Há muito tempo insiste comigo LÍVIO
COROACI, para que lhe escreva a história de sua vida. Ele
sabe que o tenho acompanhado, ao longo dos seus vinte e cinco anos,
desde que entramos para o colégio. E diz narcisamente: "Tenho
por certo que me veria como num espelho, ao ver-me reproduzido
nas águas claras das idéias com que você me
retratasse. Nosce te ipsum, escreveu a sabedoria antiga.
Escreveu em grego, na frontaria do templo de Delfos. E os romanos
traduziram a sentença para nosce te ipsum: conhece-te
a ti mesmo. Ora, meu caro, a opinião de um amigo isento
ainda é o melhor retrato de quem se quer ver. Trace a minha
imagem. Levante o mapa da minha região interior. Você possui
a minha alma aberta à sua observação ao longo
de todos os anos de nossa vida quase comum. Você conhece-lhe
os relevos e depressões com a consciência de um estratego
que seguramente levanta a carta do campo em que vai ser a batalha.
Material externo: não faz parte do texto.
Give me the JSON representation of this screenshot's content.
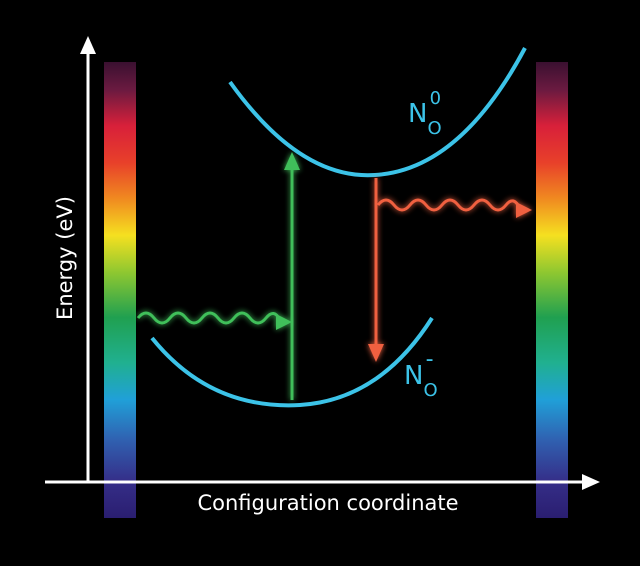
{
  "axes": {
    "y_label": "Energy (eV)",
    "x_label": "Configuration coordinate"
  },
  "states": [
    {
      "symbol": "N",
      "subscript": "O",
      "superscript": "0"
    },
    {
      "symbol": "N",
      "subscript": "O",
      "superscript": "-"
    }
  ]
}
Traduza ao papel essa psicografia do meu eu que está na
sua observação. Quero o meu retrato de alma. A vida
está diante de mim, como um desafio. A escola acaba amanhã,
na colação de grau. E amanhã começa
a realidade para o bacharel. Quero um balanço de mim como
se fosse casa de comércio Quero um exame geral, como o exame
que faz o religioso, nas ponderações de quem busca
o caminho da perfeição. Com uma diferença.
Meu exame nascerá do lívio que eu encontrar no retrato
feito por você. Amanhã, é a VIDA que começa.
Tenho de fechar o Caderno da Teoria, porque vou receber o Diário
da Prática."
Estávamos a u'a mesa de chope. Comemorávamos
nossa vitória, chegados à meta do currículo
acadêmico. Éramos bacharéis em Ciências
Jurídicas e Sociais, desde a manhã ou, pelo menos,
desde a manhã o sentíamos, com a nota da última
prova, afixada na Secretaria da Faculdade.
Pelas mesas, em algazarra, a mocidade de nossos
companheiros de carreira se derramava numa alegria mais ou menos
jovial, caracterizadamente ruidosa, numa noitada única,
em celebração única. Rememoravam episódios
escolares. Relembravam cenas pessoais de prestígio, em que
brilhava o nome de algum colega. Pilheriavam aulas e professores.
Conversavam futebol e cinema. Requentavam anedotas frascárias
e faziam meninadas de acadêmicos que, apesar de celebrarem
uma festa de bacharelado, estavam bem longe de se sentirem "bacharéis".
A necessidade de confidência, com o horror ao barulho superficial de uma turma rasa, botou-nos, ao Lívio e a mim, para um recanto do bar.
Adivinhava-se no fundo sonoro e comum daquela garrulice, um pressentimento de inutilidade e um descuido inconseqüente, leve, de quem comemorava um acontecimento, sem fé.
O Brasil não era mais dos bacharéis.
Sentiam-no, pelo menos, aqueles bacharéis que ali se celebravam.
Na verdade, que posse tenho eu de uma coisa que não sinto
que é minha? Guardavam todos, por certo, no recôndito,
uma interrogação insegura sobre o Amanhã que
amanhã começaria.
Uma pergunta sobre o Diário da Prática (de que Lívio falara) enlearia sobremaneira àquela mocidade. A mocidade, porém, só quer pretextos para olvidar as coisas graves. E ama qualquer alegria.
Os jornais, naquele ano, indagavam que se iria fazer com tantos juristas e onde se arranjar tantas promotorias para tantos doutores. Cada bacharel repetia para si mesmo a mesma indagação, nas suas horas de colóquio interior.
Aquilo era, porém, um problema de amanhã...
Um copo erguia-se na luz: "E aos bacharéis de 1931, nada?" - Muitos copos, no ar, replicavam: "Tudo!"
Eu olhava Lívio, através de seus óculos disfarçadores de uns olhos inquietos e agudos. Ele falava alguma coisa a respeito da derrota que sofrera, quando o quisemos eleger para orador da turma...
Eu olhava e dizia comigo: "Fazer o retrato de Lívio Coroaci é fazer um retrato extraordinário. Levantar-lhe a carta da alma é traçar os relevos de uma alma excepcional. Escrever a história de sua vida é escrever a história de um herói."